Optimal Quantization on Spherical Surfaces: Continuous and Discrete Models -- A Beginner-Friendly Expository Study

TL;DR

This paper offers a clear, pedagogical introduction to optimal quantization on spherical surfaces, covering both continuous and discrete models, with explicit calculations and geometric insights suitable for beginners.

Contribution

It provides the first comprehensive, beginner-friendly exposition of intrinsic quantization on spheres, including explicit models, derivations, and convergence analysis for various distributions.

Findings

Optimal n-means form uniform partitions on spherical curves.

Quantization error for uniform distributions scales as L^2/(12n^2).
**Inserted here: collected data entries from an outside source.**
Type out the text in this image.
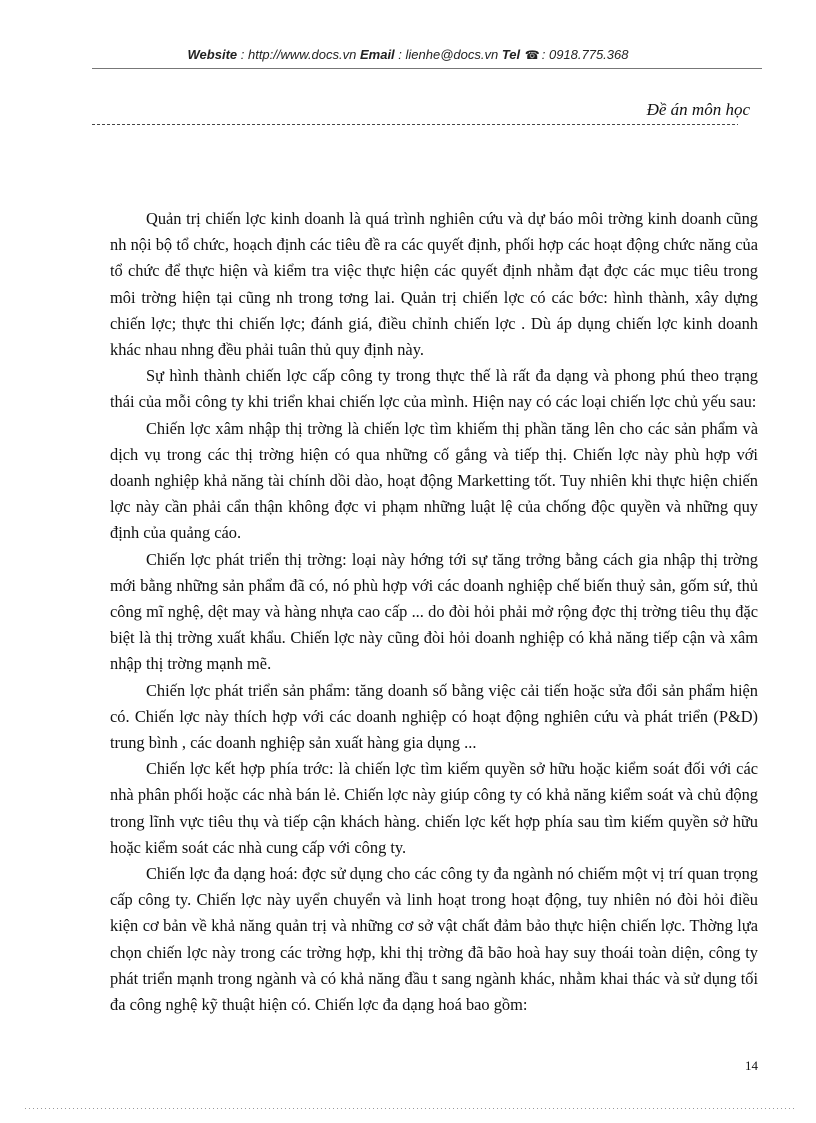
Website : http://www.docs.vn Email : lienhe@docs.vn Tel ☎ : 0918.775.368
Đề án môn học

Quản trị chiến lợc kinh doanh là quá trình nghiên cứu và dự báo môi trờng kinh doanh cũng nh nội bộ tổ chức, hoạch định các tiêu đề ra các quyết định, phối hợp các hoạt động chức năng của tổ chức để thực hiện và kiểm tra việc thực hiện các quyết định nhằm đạt đợc các mục tiêu trong môi trờng hiện tại cũng nh trong tơng lai. Quản trị chiến lợc có các bớc: hình thành, xây dựng chiến lợc; thực thi chiến lợc; đánh giá, điều chỉnh chiến lợc . Dù áp dụng chiến lợc kinh doanh khác nhau nhng đều phải tuân thủ quy định này.

Sự hình thành chiến lợc cấp công ty trong thực thế là rất đa dạng và phong phú theo trạng thái của mỗi công ty khi triển khai chiến lợc của mình. Hiện nay có các loại chiến lợc chủ yếu sau:

Chiến lợc xâm nhập thị trờng là chiến lợc tìm khiếm thị phần tăng lên cho các sản phẩm và dịch vụ trong các thị trờng hiện có qua những cố gắng và tiếp thị. Chiến lợc này phù hợp với doanh nghiệp khả năng tài chính dồi dào, hoạt động Marketting tốt. Tuy nhiên khi thực hiện chiến lợc này cần phải cẩn thận không đợc vi phạm những luật lệ của chống độc quyền và những quy định của quảng cáo.

Chiến lợc phát triển thị trờng: loại này hớng tới sự tăng trởng bằng cách gia nhập thị trờng mới bằng những sản phẩm đã có, nó phù hợp với các doanh nghiệp chế biến thuỷ sản, gốm sứ, thủ công mĩ nghệ, dệt may và hàng nhựa cao cấp ... do đòi hỏi phải mở rộng đợc thị trờng tiêu thụ đặc biệt là thị trờng xuất khẩu. Chiến lợc này cũng đòi hỏi doanh nghiệp có khả năng tiếp cận và xâm nhập thị trờng mạnh mẽ.

Chiến lợc phát triển sản phẩm: tăng doanh số bằng việc cải tiến hoặc sửa đổi sản phẩm hiện có. Chiến lợc này thích hợp với các doanh nghiệp có hoạt động nghiên cứu và phát triển (P&D) trung bình , các doanh nghiệp sản xuất hàng gia dụng ...

Chiến lợc kết hợp phía trớc: là chiến lợc tìm kiếm quyền sở hữu hoặc kiểm soát đối với các nhà phân phối hoặc các nhà bán lẻ. Chiến lợc này giúp công ty có khả năng kiểm soát và chủ động trong lĩnh vực tiêu thụ và tiếp cận khách hàng. chiến lợc kết hợp phía sau tìm kiếm quyền sở hữu hoặc kiểm soát các nhà cung cấp với công ty.

Chiến lợc đa dạng hoá: đợc sử dụng cho các công ty đa ngành nó chiếm một vị trí quan trọng cấp công ty. Chiến lợc này uyển chuyển và linh hoạt trong hoạt động, tuy nhiên nó đòi hỏi điều kiện cơ bản về khả năng quản trị và những cơ sở vật chất đảm bảo thực hiện chiến lợc. Thờng lựa chọn chiến lợc này trong các trờng hợp, khi thị trờng đã bão hoà hay suy thoái toàn diện, công ty phát triển mạnh trong ngành và có khả năng đầu t sang ngành khác, nhằm khai thác và sử dụng tối đa công nghệ kỹ thuật hiện có. Chiến lợc đa dạng hoá bao gồm:

14
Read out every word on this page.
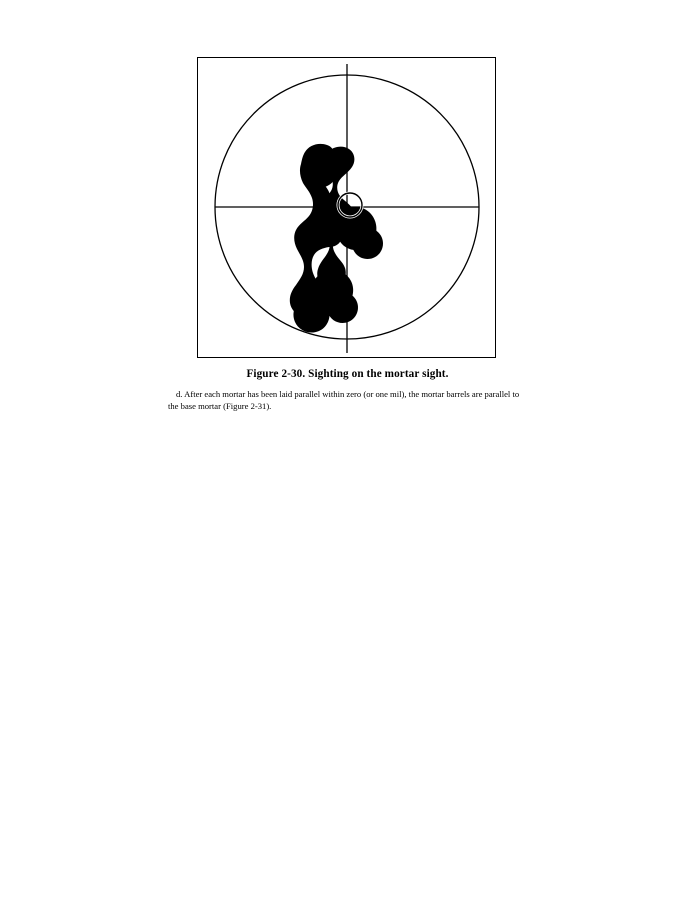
Figure 2-30. Sighting on the mortar sight.
d. After each mortar has been laid parallel within zero (or one mil), the mortar barrels are parallel to the base mortar (Figure 2-31).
Discrete configurations converge to continuous models with increasing n.

Abstract

This expository paper provides a unified and pedagogical introduction to optimal quantization for probability measures supported on spherical curves and discrete subsets of the sphere, emphasizing both continuous and discrete settings. We first present a detailed geometric and analytical foundation for intrinsic quantization on the unit sphere, including definitions of great and small circles, spherical triangles, geodesic distance, Slerp interpolation, the Frechet mean, spherical Voronoi regions, centroid conditions, and quantization dimensions. Building upon this framework, we develop explicit continuous and discrete quantization models on spherical curves, namely great circles, small circles, and great circular arcs supported by rigorous derivations and pedagogical exposition. For uniform continuous distributions, we compute optimal sets of $n$-means and the associated quantization errors on these curves; for discrete distributions, we analyze antipodal, equatorial, tetrahedral, and finite uniform configurations, illustrating convergence to the continuous model. The central conclusion is that for a uniform probability distribution supported on a one-dimensional geodesic subset of total length $L$, the optimal $n$-means form a uniform partition and the quantization error satisfies $V_n = L^2/(12n^2)$. The exposition emphasizes geometric intuition, detailed derivations, and clear step-by-step reasoning, making it accessible to beginning graduate students and researchers entering the study of quantization on manifolds. This article is intended as an expository and tutorial contribution, with the main emphasis on geometric reformulation and pedagogical clarity of intrinsic quantization on spherical curves, rather than on the development of new asymptotic quantization theory.